- The cover for the Japan Times' dual-language publication of Crime & Punishment.

罪と罰 (Tsumi To Batsu)
- Genre: Drama
- Written by: Osamu Tezuka
- Published by: Tokodo
- English publisher: US: Digital Manga;
- English magazine: Student Times
- Published: November 5, 1953
- Volumes: 1

= Crime and Punishment (manga) =

Manga by Osamu Tezuka

Crime and Punishment (罪と罰, Tsumi To Batsu) is a manga by Osamu Tezuka, based on Fyodor Dostoevsky's book Crime and Punishment that was published in 1953. In 1990 The Japan Times published a bilingual edition featuring an English translation by Frederik Schodt in Student Times. In Russia it was licensed by Comics Factory and was published in March 2011.

==Plot==
This is a manga version of the classic Russian novel Crime and Punishment by Fyodor Dostoevsky. Here, Osamu Tezuka draws the characters in his own unique style, and gives some key roles from the book to some of the characters from his Star System. However, the ending of Osamu Tezuka's version of Crime and Punishment is vastly different than Dostoevsky's ending.

Just as in the original novel, the setting is St. Petersburg, Russia during the days when the country was ruled by Czars, but only days before the Russian Revolution.

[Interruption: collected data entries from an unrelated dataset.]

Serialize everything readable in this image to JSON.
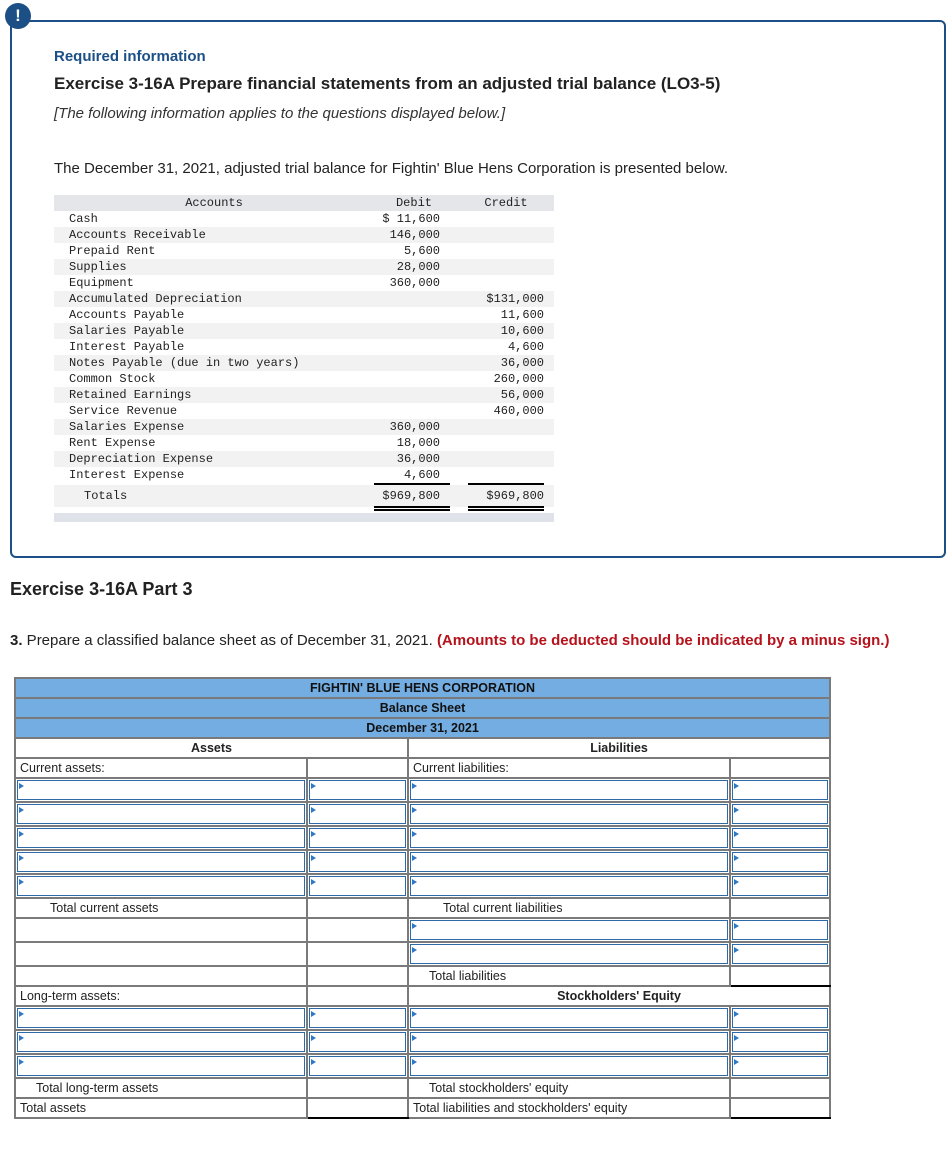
{
  "info": {
    "alert_icon": "!",
    "required_label": "Required information",
    "exercise_title": "Exercise 3-16A Prepare financial statements from an adjusted trial balance (LO3-5)",
    "note": "[The following information applies to the questions displayed below.]",
    "intro": "The December 31, 2021, adjusted trial balance for Fightin' Blue Hens Corporation is presented below."
  },
  "trial_balance": {
    "headers": {
      "accounts": "Accounts",
      "debit": "Debit",
      "credit": "Credit"
    },
    "rows": [
      {
        "account": "Cash",
        "debit": "$ 11,600",
        "credit": ""
      },
      {
        "account": "Accounts Receivable",
        "debit": "146,000",
        "credit": ""
      },
      {
        "account": "Prepaid Rent",
        "debit": "5,600",
        "credit": ""
      },
      {
        "account": "Supplies",
        "debit": "28,000",
        "credit": ""
      },
      {
        "account": "Equipment",
        "debit": "360,000",
        "credit": ""
      },
      {
        "account": "Accumulated Depreciation",
        "debit": "",
        "credit": "$131,000"
      },
      {
        "account": "Accounts Payable",
        "debit": "",
        "credit": "11,600"
      },
      {
        "account": "Salaries Payable",
        "debit": "",
        "credit": "10,600"
      },
      {
        "account": "Interest Payable",
        "debit": "",
        "credit": "4,600"
      },
      {
        "account": "Notes Payable (due in two years)",
        "debit": "",
        "credit": "36,000"
      },
      {
        "account": "Common Stock",
        "debit": "",
        "credit": "260,000"
      },
      {
        "account": "Retained Earnings",
        "debit": "",
        "credit": "56,000"
      },
      {
        "account": "Service Revenue",
        "debit": "",
        "credit": "460,000"
      },
      {
        "account": "Salaries Expense",
        "debit": "360,000",
        "credit": ""
      },
      {
        "account": "Rent Expense",
        "debit": "18,000",
        "credit": ""
      },
      {
        "account": "Depreciation Expense",
        "debit": "36,000",
        "credit": ""
      },
      {
        "account": "Interest Expense",
        "debit": "4,600",
        "credit": ""
      }
    ],
    "totals": {
      "label": "Totals",
      "debit": "$969,800",
      "credit": "$969,800"
    }
  },
  "part": {
    "title": "Exercise 3-16A Part 3",
    "number": "3.",
    "instruction": " Prepare a classified balance sheet as of December 31, 2021. ",
    "instruction_note": "(Amounts to be deducted should be indicated by a minus sign.)"
  },
  "balance_sheet": {
    "company": "FIGHTIN' BLUE HENS CORPORATION",
    "statement": "Balance Sheet",
    "date": "December 31, 2021",
    "assets_header": "Assets",
    "liabilities_header": "Liabilities",
    "current_assets_label": "Current assets:",
    "current_liabilities_label": "Current liabilities:",
    "total_current_assets": "Total current assets",
    "total_current_liabilities": "Total current liabilities",
    "total_liabilities": "Total liabilities",
    "long_term_assets_label": "Long-term assets:",
    "equity_header": "Stockholders' Equity",
    "total_long_term_assets": "Total long-term assets",
    "total_equity": "Total stockholders' equity",
    "total_assets": "Total assets",
    "total_liab_equity": "Total liabilities and stockholders' equity",
    "input_values": ""
  }
}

The main character, Rascalnikov, is a child from a poor family who murders an old woman who works as a loan shark. Fleeing with her valuables to support his family, Rascalnikov believes that his murdering of her was justified as she was a bad person.

However, Judge Polifili has been assigned to investigate the woman's murder and soon suspects Rascalnikov. At first, Rascalnikov feels like he can evade the law forever, but as Judge Polifili's investigation continues, Rascalnikov begins to feel cornered. Meanwhile, Sonya, a prostitute, tries to convince Rascalnikov to turn himself in.

==Characters==
The names of the characters in the manga here are the romanization given at Osamu Tezuka's main website. Next to them are the English translated names found in the English translation of the novel.

- Rascalnikov (Rodion Romanovich Raskolnikov): The protagonist and murderer of the pawnbroker.
- Duke Red as "Judge Polfili" (Porfiry Petrovich): The man assigned to investigate the pawnbroker's murder.
- Buku Bukk as "Rugin" (Pyotr Petrovich Luzhin): A greedy man who wants Donya as his subservient bride. When she refuses, he attempts to frame her for theft.
- Sonya (Sofia Semyonovna Marmeladova): A prostitute from a family of drunkards, she becomes Rascalnikov's love interest.
- Monsieur Ampere as "Sbidorigairov" (Arkady Ivanovich Svidrigailov): A depraved man who is after Rascalnikov's sister, but in a way, is somewhat similar to Rascalnikov.
- Donya (Avdotya Romanovna Raskolnikov): Rascalnikov's sister, called "Donya" or "Dunya" for short.
- Rascalnikov's Grandmother (Pulkheria Alexandrovna Raskolnikov): Rascalnikov's hopeful, albeit clueless, grandmother.

==Tezuka's stage performance==
When Osamu Tezuka was in college, he appeared on stage in a 1947 production of Crime and Punishment. He was assigned to take on a role as a painter on top of a tall staircase, which terrified him greatly as Tezuka was afraid of heights. Despite his fear, Tezuka bravely went up and performed his role, but was disappointed when he discovered that all the audience could see of him on stage was his feet.

== Reception ==
In September 2007 an exhibition dedicated to Crime and Punishment manga was opened in Dostoyevsky Museum in St. Petersburg. Dostoyevsky's great-grandson said: "Perhaps in the Land of the Rising Sun such things are considered normal and not strange. From the Russian people's point of view, it looks blasphemous. The exhibition of such comics is possible, but Russian people should not study the works of Dostoevsky in Japanese comics. Classics should be read in the original."

== English releases ==
In 1990 The Japan Times released an edition in Japan only. It was the first ever Tezuka work published in English. It is bilingual, with the entire book being in Japanese as well as English. The only other bilingual releases like this are Jippi English Comics' edition of volume one of Jungle Emperor Leo, and Kodansha's 6-volume Princess Knight in 2001.

In 2015 Digital Manga Publishing released an English-only edition.